Cellulase breaks down its leaves and stalks

May 23, 2007 15:19 GMT  ·  By

People consider ethanol (biofuel) as being a solution to replace gas as this has reached high prices (up to $3-a-gallon) and the oil resources are finishing, being forecast to drop significantly in 30 years, not mentioning that most petroleum-rich nations are unreliable, non-democratic and unstable nations. Ethanol is currently made of corn grains, but this result is still costly; using the plant's inedible parts (biomass) would make the cost more efficient.

"Converting biomass would add value to the corn residues that are currently not used," said genetic engineer Mariam Sticklen of Michigan State University.

But turning corn leaves and stalks into useful sugars might become complicated and costly. That's why Sticklen's team has genetically engineered corn plants that produce by themselves the enzymes that break down their own tissues. For the moment, three undisclosed companies are interested in the mutant corn.

There are cars in US already running on gasoline mixed with some small ethanol levels (about 10 %). But fermenting corn grain to get ethanol is not sustainable.

"We have a limited amount of corn grain. Even if everyone went on maize-free diets and put every ear of corn into ethanol, it would meet only 15 % of U.S. transportation fuel needs", Sticklen said.
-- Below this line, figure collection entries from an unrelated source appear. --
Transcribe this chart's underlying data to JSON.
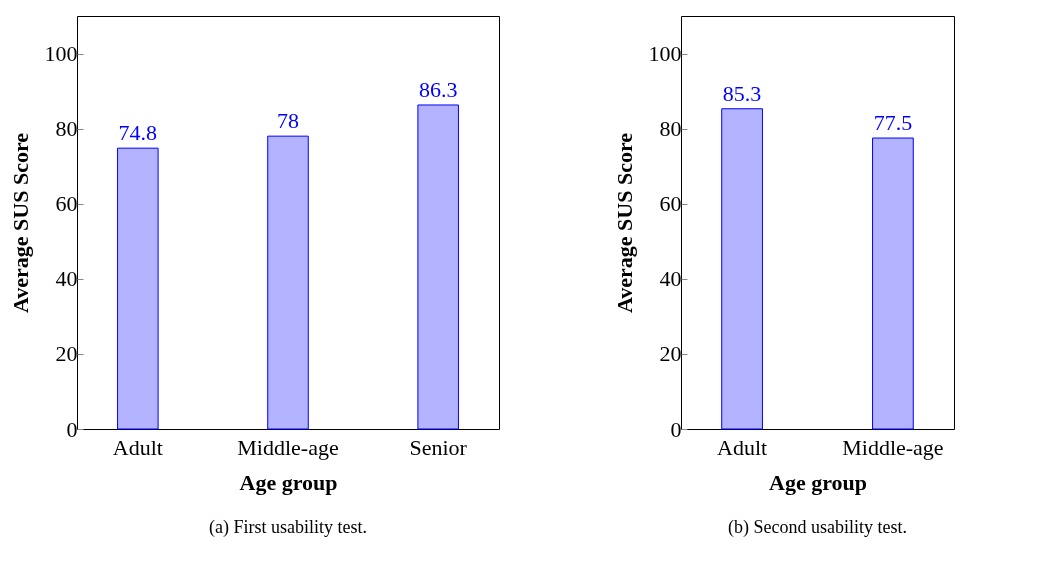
{
  "chart_data": [
    {
      "type": "bar",
      "categories": [
        "Adult",
        "Middle-age",
        "Senior"
      ],
      "values": [
        74.8,
        78,
        86.3
      ],
      "color": "#b3b3ff",
      "data_labels": true,
      "ylabel": "Average SUS Score",
      "xlabel": "Age group",
      "ylim": [
        0,
        110
      ],
      "yticks": [
        0,
        20,
        40,
        60,
        80,
        100
      ],
      "grid": false,
      "annotations": [
        "(a) First usability test."
      ]
    },
    {
      "type": "bar",
      "categories": [
        "Adult",
        "Middle-age"
      ],
      "values": [
        85.3,
        77.5
      ],
      "color": "#b3b3ff",
      "data_labels": true,
      "ylabel": "Average SUS Score",
      "xlabel": "Age group",
      "ylim": [
        0,
        110
      ],
      "yticks": [
        0,
        20,
        40,
        60,
        80,
        100
      ],
      "grid": false,
      "annotations": [
        "(b) Second usability test."
      ]
    }
  ]
}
The solution would be employing corn's biomass, made of cellulose, a sugar polymer. To turn cellulose into ethanol, it must be broken down first to glucose by an enzyme named cellulase. Turning glucose into ethanol is the easiest step (in fact, grains' starch is broken down first to glucose, too, but the starch's break down is a much easier process).

In the last 5 years, cellulase technology cost decreased 25 times, due to genetically engineered bacteria that carry the cellulase gene and break down the cellulose.

"Still, cellulose-derived ethanol costs about $2.30 a gallon. To compete with other fuels, the price needs to come down to between $1.00 and $1.50," Sticklen said.

The enzymes are programmed to start digesting the cellulose only when the biomass is crushed up and heated. This technology would make the ethanol production cheaper, but for the moment there are no large-scale cellulose-derived ethanol facilities.

The mutant corn is developed in such a way as to control where the cellulase forms, so that the enzyme won't disintegrate the kernels we eat. Moreover, the cellulase genes do not enter the pollen grains, so that they cannot be transmitted through simple reproduction, nor spread into nearby corn fields.